A young girl tells of life in a small French town toward the end of World War II in this historical novel.
Debut novelist Obolensky lets Tina, who’s 9 going on 10, tell this story set in the spring of 1944. Because of health problems, Tina has been sent from Paris to the town of Dormans in France to live with the Marchands—mother Nanette, father Bébert, their son, Guigui, and grandmother Mémé. Dormans is under occupation by the Nazis, so fear, tension, and resentment abound. But already, rumor has it that the tide has turned in the war and it will be only a matter of time before the Americans come to liberate the town.

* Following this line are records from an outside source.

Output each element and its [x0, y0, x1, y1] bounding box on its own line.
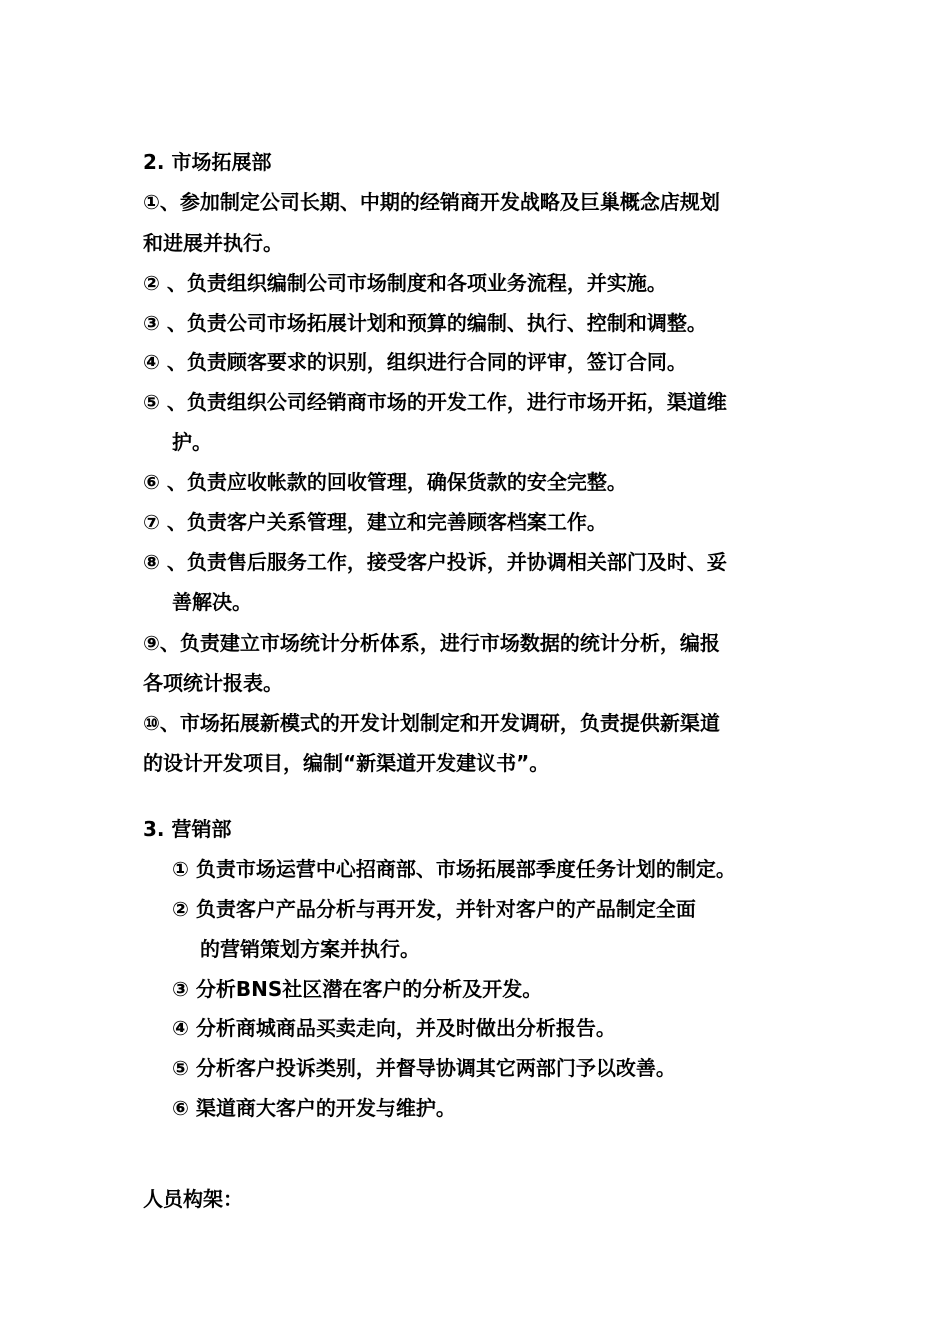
section-heading-marketing: 3. 营销部: [143, 817, 232, 841]
section-heading-staffing: 人员构架：: [143, 1187, 243, 1211]
list-item-line: ⑩、市场拓展新模式的开发计划制定和开发调研，负责提供新渠道: [143, 711, 720, 735]
list-item-line: ⑤ 、负责组织公司经销商市场的开发工作，进行市场开拓，渠道维: [143, 390, 727, 414]
list-item-line: ④ 分析商城商品买卖走向，并及时做出分析报告。: [172, 1016, 616, 1040]
list-item-line: ⑥ 、负责应收帐款的回收管理，确保货款的安全完整。: [143, 470, 627, 494]
list-item-line: ⑤ 分析客户投诉类别，并督导协调其它两部门予以改善。: [172, 1056, 676, 1080]
list-item-line: 的设计开发项目，编制“新渠道开发建议书”。: [143, 751, 550, 775]
list-item-line: 善解决。: [172, 590, 252, 614]
list-item-line: ④ 、负责顾客要求的识别，组织进行合同的评审，签订合同。: [143, 350, 687, 374]
list-item-line: ⑧ 、负责售后服务工作，接受客户投诉，并协调相关部门及时、妥: [143, 550, 727, 574]
list-item-line: 和进展并执行。: [143, 231, 283, 255]
list-item-line: ③ 分析BNS社区潜在客户的分析及开发。: [172, 977, 543, 1001]
list-item-line: ①、参加制定公司长期、中期的经销商开发战略及巨巢概念店规划: [143, 190, 720, 214]
list-item-line: 护。: [172, 430, 212, 454]
list-item-line: ② 、负责组织编制公司市场制度和各项业务流程，并实施。: [143, 271, 667, 295]
list-item-line: ② 负责客户产品分析与再开发，并针对客户的产品制定全面: [172, 897, 696, 921]
list-item-line: ⑦ 、负责客户关系管理，建立和完善顾客档案工作。: [143, 510, 607, 534]
list-item-line: ⑨、负责建立市场统计分析体系，进行市场数据的统计分析，编报: [143, 631, 720, 655]
list-item-line: ① 负责市场运营中心招商部、市场拓展部季度任务计划的制定。: [172, 857, 736, 881]
list-item-line: ③ 、负责公司市场拓展计划和预算的编制、执行、控制和调整。: [143, 311, 707, 335]
section-heading-market-expansion: 2. 市场拓展部: [143, 150, 272, 174]
list-item-line: 各项统计报表。: [143, 671, 283, 695]
list-item-line: ⑥ 渠道商大客户的开发与维护。: [172, 1096, 456, 1120]
list-item-line: 的营销策划方案并执行。: [200, 937, 420, 961]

Meanwhile, life goes on, and readers get to know and love the Marchands and several other characters in the area—some suspect, some quirky, and some generous; the Germans (known as “the Boches”) are, of course, deeply despised. This is a story of Tina learning fearful truths and navigating the darker recesses of life while also being cherished by the Marchands. (Her tale is bookended by that of a mature Tina’s return, years later, for the funeral of one of her relatives.) The author makes sure that tragedy stalks the story, as when one key character is shot dead by a German squad on patrol. Tina also witnesses the love between a German soldier, Oberleutnant Redlich, and Odile Rouleau, her schoolteacher, and no good comes of that situation, either. Overall, Obolensky writes very well—lyrically, in fact, and with acute understanding. For example, Tina explains her happiness in the Marchands’ house this way: “I was a chameleon and joy was the color of the moment.” The author’s description of the hysterical hilarity of the town’s eventual liberation is also spot-on, and characters’ deaths can be heart-wrenching. There are some distracting typos, including missing commas, but the beauty of the prose overwhelms these flaws.
A standout, vividly written story of wartime.